Certamente, a primeira coisa a ser dita diz respeito ao quanto me sinto honrada e feliz em fazer parte do Instituto Histórico de Petrópolis como associada titular. E, já de início, gostaria de visitar meu lugar de fala porque sinto que percorri o caminho inverso ou, quando muito, desviei do que é visto como tradicional, para chegar aqui.

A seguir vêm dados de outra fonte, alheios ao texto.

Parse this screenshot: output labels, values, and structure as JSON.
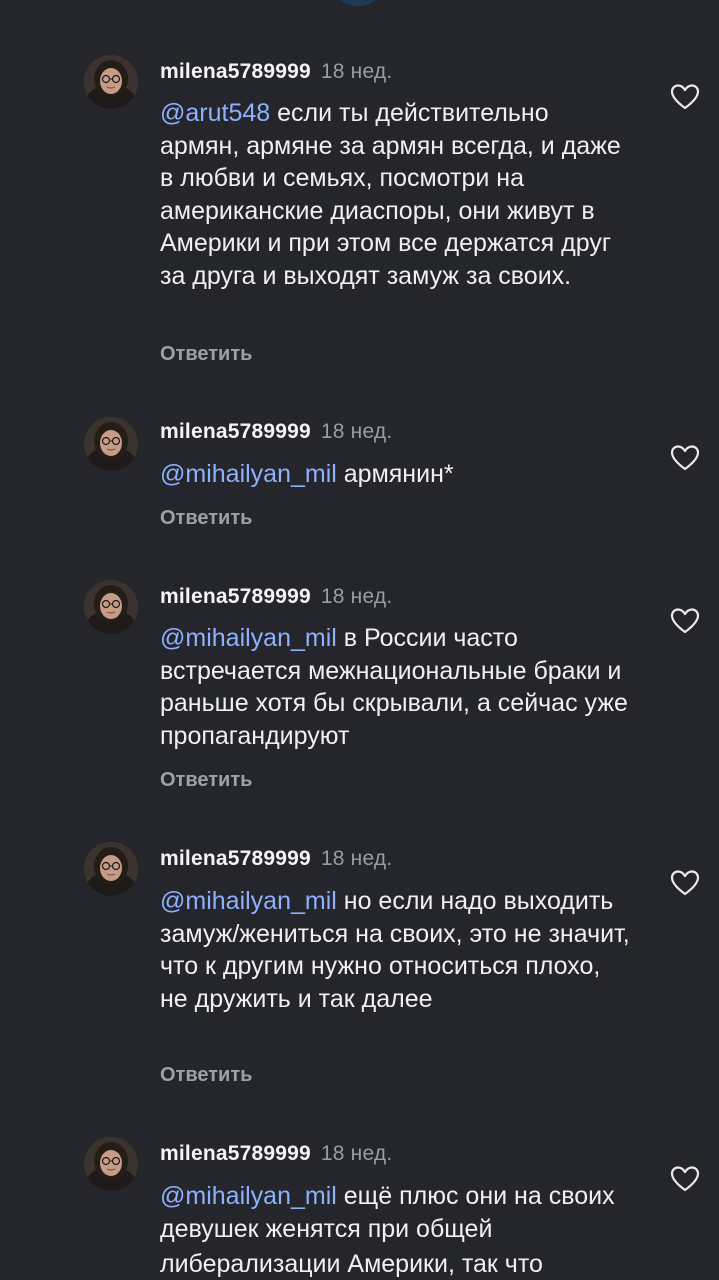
{
  "comments": [
    {
      "username": "milena5789999",
      "time": "18 нед.",
      "mention": "@arut548",
      "text": " если ты действительно армян, армяне за армян всегда, и даже в любви и семьях, посмотри на американские диаспоры, они живут в Америки и при этом все держатся друг за друга и выходят замуж за своих.",
      "reply_label": "Ответить"
    },
    {
      "username": "milena5789999",
      "time": "18 нед.",
      "mention": "@mihailyan_mil",
      "text": " армянин*",
      "reply_label": "Ответить"
    },
    {
      "username": "milena5789999",
      "time": "18 нед.",
      "mention": "@mihailyan_mil",
      "text": " в России часто встречается межнациональные браки и раньше хотя бы скрывали, а сейчас уже пропагандируют",
      "reply_label": "Ответить"
    },
    {
      "username": "milena5789999",
      "time": "18 нед.",
      "mention": "@mihailyan_mil",
      "text": " но если надо выходить замуж/жениться на своих, это не значит, что к другим нужно относиться плохо, не дружить и так далее",
      "reply_label": "Ответить"
    },
    {
      "username": "milena5789999",
      "time": "18 нед.",
      "mention": "@mihailyan_mil",
      "text": " ещё плюс они на своих девушек женятся при общей",
      "reply_label": ""
    }
  ],
  "cut_line": "либерализации Америки, так что",
  "colors": {
    "background": "#24262c",
    "mention": "#8fb0ff",
    "secondary_text": "#9ea0a6"
  },
  "icons": {
    "like": "heart-outline-icon",
    "avatar": "profile-photo-avatar"
  }
}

Cresci com a narrativa de histórias de reis, rainhas, imperadores e nobres que “eram de carne e osso”, bem distantes daqueles dos contos de fadas. Passei minha adolescência nos jardins do Museu Imperial que, para muito além do sentimento de bem-estar que me proporcionava, acabou por se tornar o lugar perfeito de estudo ou descanso, quando saía do Santa Isabel e precisava voltar horas depois, para o estágio do Curso Normal. Também foi cenário para fotografias da turma, encontros com amigos, passeios com familiares que vinham conhecer a cidade, mas que, a cada vez revisitado, descortinava algo novo aos meus olhos que se acreditavam acostumados com aquele ambiente.
Anos depois, serviu como túnel do tempo para minhas aulas de História nas quais pude desfrutar de vários “D. Pedros, Teresas Cristinas, Isabéis e Leopoldinas, escravos e aias que, vestidos a caráter (!), corriam pelos jardins e corredores apontando e mostrando tudo que tinham aprendido.
Mais uns anos, e aquele espaço assumiu lugar de fonte de pesquisa para meus orientandos do Curso de Direito da UCP e, para minhas próprias pesquisas de Mestrado e Doutorado. E foi nesse momento que minha história se costura com a de Fátima e tantos aqui presentes.
No entanto, o que vale destacar, é que foi a partir desse momento que encontrei o que realmente mais gosto de fazer: pesquisar, desvendar, investigar e aprender com a história. E nesse novo universo, conheci Fátima que não só abriu as portas, gavetas e pastas de arquivos, mas abriu meus olhos, mente e coração para uma forma especial de pesquisa. Parafraseando Koselleck, abri meu horizonte de expectativas.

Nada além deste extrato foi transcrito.